Jackie Chan has been stuck in a rut of late, seemingly content to churn out bland fodder like ‘Skiptrace’ and ‘Kung Fu Yoga’ to audiences just desperate to see him in action. And then, just when you begin to lose hope of seeing Chan involved in something significant again, you watch something like ‘The Foreigner’ and get a glimmer of where the sexagenarian could hopefully be heading. And then you watch something mundane like ‘Bleeding Steel’ and lose that sliver of optimism.

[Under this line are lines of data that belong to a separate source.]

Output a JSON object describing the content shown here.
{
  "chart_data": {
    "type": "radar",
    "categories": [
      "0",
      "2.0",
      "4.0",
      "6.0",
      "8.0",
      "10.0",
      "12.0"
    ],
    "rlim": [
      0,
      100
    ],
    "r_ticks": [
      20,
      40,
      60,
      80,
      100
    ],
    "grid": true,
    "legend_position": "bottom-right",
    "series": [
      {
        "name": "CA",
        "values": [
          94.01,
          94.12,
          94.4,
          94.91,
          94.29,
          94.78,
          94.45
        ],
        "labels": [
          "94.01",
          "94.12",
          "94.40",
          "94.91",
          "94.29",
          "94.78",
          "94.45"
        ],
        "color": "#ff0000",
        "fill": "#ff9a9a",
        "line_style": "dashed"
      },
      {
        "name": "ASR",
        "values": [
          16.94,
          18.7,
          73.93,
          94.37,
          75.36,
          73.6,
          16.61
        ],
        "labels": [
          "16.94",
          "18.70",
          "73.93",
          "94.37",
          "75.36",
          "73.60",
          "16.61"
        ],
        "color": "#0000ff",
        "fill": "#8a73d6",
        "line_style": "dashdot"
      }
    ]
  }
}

While his daughter lies dying in hospital, agent Lin gets a call to help transfer a vital witness to a safehouse across the city. Having to take the call, Lin misses his daughter’s final hours and also has to contend with a bloody ambush that sees most of his colleagues slaughtered and the witness captured. Thirteen years later and Lin is struggling to cope with the traumas of the past. When a book called ‘Bleeding Steel’ takes the nation by storm, Lin takes an interest as the story has an uncanny similarity to what he knows of the mysterious technology once worked on by the witness under his care years before. Lin tries to find the author to discover how he could know such things, but on arriving at the apartment he finds that he isn’t the only one who wants answers. A highly-trained force using high-tech weaponry storms the apartment and in the ensuing confrontation the author is killed. Lin is now on the radar of said force and is forced to team up with a cross-dressing conman who has his own specific agenda.
Starting with a brutal shoot-out and punctuated with a decent pursuit on the roof of Sydney Opera House, ‘Bleeding Steel’ definitely has its moments. The aforementioned gunplay is effective and sets the tone for what the viewer might hope would be a darker sci-fi film, kind of Chan does ‘Blade Runner’. Yet, even though the budget is there and the effects are mostly acceptable, Leo Zhang’s cyberpunk action film is full of huge gaps in logic. Yes, this is a film that focuses on future technology so there is the need for suspension of disbelief, but Zhang never gives the viewer enough to want to be bothered with such effort. There’s the very odd juxtaposition of robotic technology and futurism only set in a very uninterested looking Sydney, almost as if the protagonists in the story are the only ones who have access to the tools. Therefore a very 2018 looking Australia has a space ship flying around with little explanation and no parameters created as to who or what owns or uses the weapons.
‘Bleeding Steel’ starts with promise and then refuses to flesh out any of the plot details, leaving us bewildered shortly after our interest had piqued. To keep things lively there are a few effective fights between Chan and brooding femme fatale Tess Haubrich (who sports a constant expression as if someone has opened a tin of rotten corned beef under her nose). By the time the big finale comes though, this has become the archetypal production full of sound and fury signifying nothing and interest ebbs way quicker than it appeared. It’s so lazily written that even a ‘Police Story’ style climax is unlikely to do anything to redeem things and, needless to say, this doesn’t come close to happening. It’s a shame that, in the desperate attempt to ape slick Hollywood films, the makers here have ignored the fact that the best of the West are more than just special effects showcases. ‘Bleeding Steel’ makes one long for the days of ‘The Accidental Spy’.